There remain jurisdictions where, despite comprehensive legislation, few or no prosecutions for foreign bribery have been brought in recent years. Indeed, countries including Italy, Luxembourg, Sweden and Portugal have been criticised by international organisations such as the OECD and Council of Europe for their low enforcement rates, even for crimes of domestic bribery. Such high-profile criticism is leading to increased efforts in these jurisdictions to ramp up enforcement activities.
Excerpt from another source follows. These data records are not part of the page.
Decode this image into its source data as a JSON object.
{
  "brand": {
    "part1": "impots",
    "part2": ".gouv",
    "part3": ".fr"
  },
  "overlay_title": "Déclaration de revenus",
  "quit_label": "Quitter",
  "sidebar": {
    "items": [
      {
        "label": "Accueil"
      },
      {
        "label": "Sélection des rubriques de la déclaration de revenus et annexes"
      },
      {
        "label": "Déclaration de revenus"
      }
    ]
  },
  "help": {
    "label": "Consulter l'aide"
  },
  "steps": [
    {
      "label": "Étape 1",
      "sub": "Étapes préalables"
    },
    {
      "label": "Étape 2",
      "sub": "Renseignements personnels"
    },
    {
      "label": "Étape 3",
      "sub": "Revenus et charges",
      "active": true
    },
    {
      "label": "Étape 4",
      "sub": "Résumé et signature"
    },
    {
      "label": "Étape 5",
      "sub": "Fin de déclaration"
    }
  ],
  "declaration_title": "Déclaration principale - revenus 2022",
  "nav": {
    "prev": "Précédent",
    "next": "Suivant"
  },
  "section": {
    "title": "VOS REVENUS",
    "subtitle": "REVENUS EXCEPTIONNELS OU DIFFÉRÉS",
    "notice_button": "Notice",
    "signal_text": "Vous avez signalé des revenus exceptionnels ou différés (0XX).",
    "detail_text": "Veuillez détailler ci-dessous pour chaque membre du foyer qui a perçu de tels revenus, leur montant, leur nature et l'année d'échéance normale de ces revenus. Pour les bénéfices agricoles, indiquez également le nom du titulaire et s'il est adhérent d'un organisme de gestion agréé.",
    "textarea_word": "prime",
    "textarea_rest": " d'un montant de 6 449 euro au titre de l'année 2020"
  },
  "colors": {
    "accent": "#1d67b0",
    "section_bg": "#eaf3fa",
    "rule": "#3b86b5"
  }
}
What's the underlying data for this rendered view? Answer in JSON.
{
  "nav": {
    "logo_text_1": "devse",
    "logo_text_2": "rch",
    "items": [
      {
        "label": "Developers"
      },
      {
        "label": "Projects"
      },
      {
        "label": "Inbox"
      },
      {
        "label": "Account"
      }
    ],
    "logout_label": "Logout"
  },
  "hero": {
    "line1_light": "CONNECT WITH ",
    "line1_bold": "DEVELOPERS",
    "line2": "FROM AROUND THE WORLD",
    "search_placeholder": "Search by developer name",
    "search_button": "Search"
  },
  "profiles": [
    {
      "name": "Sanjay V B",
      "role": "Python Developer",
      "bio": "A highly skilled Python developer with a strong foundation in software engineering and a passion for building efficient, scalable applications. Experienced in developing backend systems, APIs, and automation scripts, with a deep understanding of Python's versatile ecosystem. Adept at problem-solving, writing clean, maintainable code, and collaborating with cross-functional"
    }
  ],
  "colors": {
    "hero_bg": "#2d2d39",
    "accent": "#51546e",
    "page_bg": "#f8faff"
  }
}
There is increasing awareness across the globe that governments cannot tackle widespread corruption on their own. This has resulted in greater emphasis on requiring business organisations to shoulder the burden. An appropriate compliance programme to prevent wrongdoing can help mitigate corporate liability for corruption committed on a company’s behalf or by its employees or agents. The implementation of corporate policies and procedures to prevent corruption is being encouraged by the introduction of new corporate offences, with the UK’s model of failing to prevent bribery now being considered in Australia and elsewhere.
Deferred prosecution agreements (DPAs), once the preserve of the US legal system, have been recognised across the globe as an effective way to resolve allegations of bribery and corruption. The procedure now forms part of the judicial landscape in the UK, France, Australia and Singapore, amongst others. The use of DPAs by multiple agencies has also facilitated the resolution of large-scale, global corruption investigations - a new high was reached in 2020 in the coordinated resolution of the Airbus investigation, with disgorgement and fines totalling almost $4bn between the US, UK and France. Elsewhere, alternative options for the resolution of corruption allegations are being developed, including in the Netherlands where judicial oversight may be introduced for large-scale settlements.
It is widely feared that the pandemic will result in increased financial crime globally, including bribery and corruption where commercial entities have been hit by disrupted supply chains and the monitoring and surveillance of employee activities has reduced. While reports of fraud in particular have increased, enforcement authorities do not yet appear to have caught up with those committing financial crime. Several jurisdictions have reported a noticeable drop in investigations and enforcement generally, although it is likely we will see a ramping up of cases once the pandemic subsides.